Que sont les GAFA et qui veut les taxer?

Les GAFA (ou GAFAM) sont les entreprises géantes de l'économie numérique : ces initiales reprennent Google, Amazon, Facebook, Apple et Microsoft. En Europe, ces géants sont deux fois moins taxés en moyenne que les entreprises des autres secteurs (9% de taux moyen d'imposition contre 23%). Les bénéfices de ces entreprises sont facilement transférables vers des pays où ils sont moins taxés.

La Commission européenne a élaboré un projet de taxation européenne de ces géants du numérique. Ce projet a été suspendu le 12 mars, lors d'une réunion des 28 ministres des Finances, parce qu'il a été rejeté par quatre pays : l'Irlande, la Suède, le Danemark et la Finlande. L'unanimité est en effet requise pour les votes sur des matières fiscales.

Les ministres européens renvoient la balle à l'OCDE, où des discussions ont lieu afin de parvenir, d'ici 2020, à un accord sur une taxe internationale appliquée aux GAFA. En cas d'échec au niveau de l'OCDE, la Commission européenne promet de remettre son projet européen sur la table.
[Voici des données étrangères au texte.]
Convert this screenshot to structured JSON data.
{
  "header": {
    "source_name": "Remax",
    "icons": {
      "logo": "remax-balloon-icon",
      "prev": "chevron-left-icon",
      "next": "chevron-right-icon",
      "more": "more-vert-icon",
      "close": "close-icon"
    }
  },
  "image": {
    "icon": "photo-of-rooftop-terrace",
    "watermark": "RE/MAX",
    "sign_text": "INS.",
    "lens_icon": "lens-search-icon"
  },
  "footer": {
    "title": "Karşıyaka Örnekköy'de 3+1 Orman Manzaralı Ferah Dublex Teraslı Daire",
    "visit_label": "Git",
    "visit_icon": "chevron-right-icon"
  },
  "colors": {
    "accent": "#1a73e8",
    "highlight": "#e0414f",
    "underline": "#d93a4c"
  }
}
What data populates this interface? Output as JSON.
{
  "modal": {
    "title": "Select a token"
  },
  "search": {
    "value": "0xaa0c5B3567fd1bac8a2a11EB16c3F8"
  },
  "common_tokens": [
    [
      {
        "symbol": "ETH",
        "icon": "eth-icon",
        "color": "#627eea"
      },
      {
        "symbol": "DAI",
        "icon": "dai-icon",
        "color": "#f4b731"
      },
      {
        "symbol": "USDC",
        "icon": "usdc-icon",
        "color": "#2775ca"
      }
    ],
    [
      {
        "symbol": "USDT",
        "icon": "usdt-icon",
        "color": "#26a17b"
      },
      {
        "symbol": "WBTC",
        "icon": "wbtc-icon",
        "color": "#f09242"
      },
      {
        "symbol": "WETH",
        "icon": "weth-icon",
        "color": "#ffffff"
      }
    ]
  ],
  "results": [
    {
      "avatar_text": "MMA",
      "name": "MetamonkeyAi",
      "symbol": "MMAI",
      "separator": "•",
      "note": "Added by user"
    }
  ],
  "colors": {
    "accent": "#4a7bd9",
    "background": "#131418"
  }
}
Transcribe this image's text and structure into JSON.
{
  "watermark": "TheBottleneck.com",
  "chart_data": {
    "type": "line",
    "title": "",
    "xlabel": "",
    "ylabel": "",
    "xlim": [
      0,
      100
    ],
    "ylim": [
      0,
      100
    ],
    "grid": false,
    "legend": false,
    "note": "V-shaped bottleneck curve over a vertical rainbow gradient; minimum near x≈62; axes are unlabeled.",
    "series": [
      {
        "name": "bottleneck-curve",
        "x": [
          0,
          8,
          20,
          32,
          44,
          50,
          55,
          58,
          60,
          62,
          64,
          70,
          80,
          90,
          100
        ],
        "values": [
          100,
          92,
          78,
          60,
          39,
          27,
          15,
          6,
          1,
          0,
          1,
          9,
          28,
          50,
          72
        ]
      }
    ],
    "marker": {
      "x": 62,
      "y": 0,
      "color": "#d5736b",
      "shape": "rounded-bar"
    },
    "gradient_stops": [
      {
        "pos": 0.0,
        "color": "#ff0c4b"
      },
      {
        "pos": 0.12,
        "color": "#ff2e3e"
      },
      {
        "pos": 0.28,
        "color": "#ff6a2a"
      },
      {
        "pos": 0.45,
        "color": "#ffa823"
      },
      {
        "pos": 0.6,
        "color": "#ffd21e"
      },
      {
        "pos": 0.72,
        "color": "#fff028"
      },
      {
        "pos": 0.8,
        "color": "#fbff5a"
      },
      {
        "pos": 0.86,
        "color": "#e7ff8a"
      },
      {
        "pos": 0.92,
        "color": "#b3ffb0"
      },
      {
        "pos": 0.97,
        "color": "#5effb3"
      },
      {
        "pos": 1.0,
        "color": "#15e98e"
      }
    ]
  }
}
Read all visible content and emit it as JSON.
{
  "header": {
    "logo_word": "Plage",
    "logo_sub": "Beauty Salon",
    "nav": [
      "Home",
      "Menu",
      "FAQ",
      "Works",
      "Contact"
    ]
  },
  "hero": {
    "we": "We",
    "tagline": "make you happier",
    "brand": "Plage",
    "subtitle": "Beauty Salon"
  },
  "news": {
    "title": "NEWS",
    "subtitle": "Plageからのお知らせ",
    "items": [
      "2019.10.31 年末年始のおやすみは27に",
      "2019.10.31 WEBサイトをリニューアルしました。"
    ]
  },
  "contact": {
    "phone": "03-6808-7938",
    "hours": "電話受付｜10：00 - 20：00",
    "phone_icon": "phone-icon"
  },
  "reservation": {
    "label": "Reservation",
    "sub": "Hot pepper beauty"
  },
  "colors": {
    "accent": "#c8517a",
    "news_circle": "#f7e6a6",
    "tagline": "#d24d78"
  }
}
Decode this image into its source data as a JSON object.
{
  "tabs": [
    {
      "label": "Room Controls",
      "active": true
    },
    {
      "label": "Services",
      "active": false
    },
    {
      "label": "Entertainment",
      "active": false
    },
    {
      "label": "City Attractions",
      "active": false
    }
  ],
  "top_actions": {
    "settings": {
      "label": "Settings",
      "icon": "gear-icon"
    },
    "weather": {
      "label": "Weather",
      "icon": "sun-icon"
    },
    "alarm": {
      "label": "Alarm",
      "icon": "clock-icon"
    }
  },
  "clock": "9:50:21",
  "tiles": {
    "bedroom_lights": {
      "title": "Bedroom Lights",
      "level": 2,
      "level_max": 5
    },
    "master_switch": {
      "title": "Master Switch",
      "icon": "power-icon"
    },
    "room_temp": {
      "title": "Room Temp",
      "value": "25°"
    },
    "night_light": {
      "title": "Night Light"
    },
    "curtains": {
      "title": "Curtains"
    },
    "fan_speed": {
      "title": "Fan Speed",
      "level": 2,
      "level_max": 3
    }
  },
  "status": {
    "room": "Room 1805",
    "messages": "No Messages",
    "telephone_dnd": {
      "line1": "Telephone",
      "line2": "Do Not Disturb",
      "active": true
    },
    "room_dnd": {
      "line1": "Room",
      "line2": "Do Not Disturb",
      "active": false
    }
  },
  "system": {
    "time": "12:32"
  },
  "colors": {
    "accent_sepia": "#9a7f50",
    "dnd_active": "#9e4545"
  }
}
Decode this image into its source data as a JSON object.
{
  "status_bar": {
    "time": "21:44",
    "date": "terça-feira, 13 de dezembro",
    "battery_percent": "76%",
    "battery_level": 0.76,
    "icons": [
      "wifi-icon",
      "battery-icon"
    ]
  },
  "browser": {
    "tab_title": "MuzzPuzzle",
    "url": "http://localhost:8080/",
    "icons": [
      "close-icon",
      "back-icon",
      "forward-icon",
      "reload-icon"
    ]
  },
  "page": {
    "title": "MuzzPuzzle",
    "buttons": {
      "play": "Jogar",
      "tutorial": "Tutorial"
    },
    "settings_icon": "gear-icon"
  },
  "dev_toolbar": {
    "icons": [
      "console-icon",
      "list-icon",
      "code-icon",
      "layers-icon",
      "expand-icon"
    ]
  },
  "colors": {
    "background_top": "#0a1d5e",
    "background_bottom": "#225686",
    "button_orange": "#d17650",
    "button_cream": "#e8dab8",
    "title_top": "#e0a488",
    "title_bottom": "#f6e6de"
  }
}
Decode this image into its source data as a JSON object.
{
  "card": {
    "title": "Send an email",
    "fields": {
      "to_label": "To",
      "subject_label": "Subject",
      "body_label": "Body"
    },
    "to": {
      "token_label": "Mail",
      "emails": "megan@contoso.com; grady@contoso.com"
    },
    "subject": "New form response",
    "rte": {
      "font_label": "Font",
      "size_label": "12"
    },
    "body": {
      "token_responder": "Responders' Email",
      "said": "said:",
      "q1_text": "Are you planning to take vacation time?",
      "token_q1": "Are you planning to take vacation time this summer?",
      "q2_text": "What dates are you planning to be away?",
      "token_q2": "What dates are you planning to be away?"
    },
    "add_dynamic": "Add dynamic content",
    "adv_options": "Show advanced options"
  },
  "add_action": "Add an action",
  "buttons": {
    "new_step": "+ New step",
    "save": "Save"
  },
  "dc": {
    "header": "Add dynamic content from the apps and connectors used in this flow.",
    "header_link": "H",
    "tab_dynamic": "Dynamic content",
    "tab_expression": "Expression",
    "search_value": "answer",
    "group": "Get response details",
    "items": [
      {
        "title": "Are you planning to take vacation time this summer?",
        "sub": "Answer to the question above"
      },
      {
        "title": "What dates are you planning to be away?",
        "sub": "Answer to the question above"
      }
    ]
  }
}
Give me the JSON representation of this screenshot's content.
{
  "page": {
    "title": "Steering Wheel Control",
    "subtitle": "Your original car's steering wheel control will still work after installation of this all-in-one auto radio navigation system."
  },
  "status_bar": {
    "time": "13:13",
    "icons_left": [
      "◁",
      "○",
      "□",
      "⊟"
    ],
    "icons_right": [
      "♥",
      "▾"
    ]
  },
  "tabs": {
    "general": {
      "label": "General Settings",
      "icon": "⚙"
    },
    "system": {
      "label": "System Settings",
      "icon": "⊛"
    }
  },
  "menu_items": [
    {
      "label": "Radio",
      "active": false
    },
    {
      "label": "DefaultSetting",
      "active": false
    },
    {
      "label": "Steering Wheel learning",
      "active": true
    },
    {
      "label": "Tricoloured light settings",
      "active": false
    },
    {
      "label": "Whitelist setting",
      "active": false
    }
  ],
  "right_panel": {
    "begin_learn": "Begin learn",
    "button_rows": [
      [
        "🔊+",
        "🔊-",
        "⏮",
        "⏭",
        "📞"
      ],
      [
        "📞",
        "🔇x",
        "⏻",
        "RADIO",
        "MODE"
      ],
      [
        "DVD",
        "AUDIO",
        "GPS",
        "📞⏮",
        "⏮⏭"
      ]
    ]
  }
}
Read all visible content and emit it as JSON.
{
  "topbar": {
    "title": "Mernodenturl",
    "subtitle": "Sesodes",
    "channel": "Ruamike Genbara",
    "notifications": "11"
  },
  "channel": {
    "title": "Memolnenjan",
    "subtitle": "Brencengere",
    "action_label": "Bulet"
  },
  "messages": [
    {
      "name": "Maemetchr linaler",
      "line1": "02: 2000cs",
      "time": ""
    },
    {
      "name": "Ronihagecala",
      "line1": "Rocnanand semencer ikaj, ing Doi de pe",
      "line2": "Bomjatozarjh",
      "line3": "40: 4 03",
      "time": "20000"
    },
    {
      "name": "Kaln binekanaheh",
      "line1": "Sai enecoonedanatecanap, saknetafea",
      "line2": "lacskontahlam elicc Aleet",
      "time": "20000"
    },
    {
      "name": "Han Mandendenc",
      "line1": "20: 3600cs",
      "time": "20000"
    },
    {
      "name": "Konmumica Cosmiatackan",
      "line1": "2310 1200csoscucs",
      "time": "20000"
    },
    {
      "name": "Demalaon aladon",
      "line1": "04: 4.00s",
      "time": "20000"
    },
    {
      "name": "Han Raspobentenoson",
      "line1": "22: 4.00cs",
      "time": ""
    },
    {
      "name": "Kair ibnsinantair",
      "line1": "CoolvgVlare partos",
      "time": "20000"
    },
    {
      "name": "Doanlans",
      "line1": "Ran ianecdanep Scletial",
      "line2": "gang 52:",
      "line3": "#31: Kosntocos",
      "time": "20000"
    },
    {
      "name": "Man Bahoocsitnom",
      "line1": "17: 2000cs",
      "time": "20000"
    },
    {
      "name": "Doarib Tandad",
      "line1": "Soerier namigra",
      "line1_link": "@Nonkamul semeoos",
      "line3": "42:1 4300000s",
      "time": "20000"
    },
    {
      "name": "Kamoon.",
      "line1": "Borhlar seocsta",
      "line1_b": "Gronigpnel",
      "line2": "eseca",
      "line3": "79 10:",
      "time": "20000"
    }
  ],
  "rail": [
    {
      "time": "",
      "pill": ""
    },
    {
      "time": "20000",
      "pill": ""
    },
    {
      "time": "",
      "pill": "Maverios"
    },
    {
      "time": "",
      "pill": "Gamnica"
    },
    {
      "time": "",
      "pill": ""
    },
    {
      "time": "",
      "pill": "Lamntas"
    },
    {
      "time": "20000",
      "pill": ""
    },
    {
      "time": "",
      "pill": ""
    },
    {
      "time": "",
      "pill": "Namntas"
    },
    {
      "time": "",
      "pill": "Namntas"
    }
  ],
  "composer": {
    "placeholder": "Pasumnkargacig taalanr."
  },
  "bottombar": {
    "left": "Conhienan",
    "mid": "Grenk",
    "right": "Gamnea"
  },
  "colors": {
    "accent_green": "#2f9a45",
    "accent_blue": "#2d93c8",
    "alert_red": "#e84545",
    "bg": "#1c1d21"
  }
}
Pourquoi ces réticences européennes ?

Les pays européens qui sont réticents craignent que cette taxe puisse enfreindre les traités internationaux, ou redoutent des représailles des Etats-Unis contre l'industrie automobile européenne. Les mauvaises langues disent que la Suède veut défendre son site de streaming Spotify et que l’Irlande tient à préserver sa politique fiscale attrayante à l’égard des géants du web.

Pressentant l'échec européen, un certain nombre d'Etats-membres élaborent leur propre projet national de taxation des géants du numérique. C'est le cas de la Belgique, de la France, du Royaume-Uni, de l'Espagne, de l'Italie et de l'Autriche.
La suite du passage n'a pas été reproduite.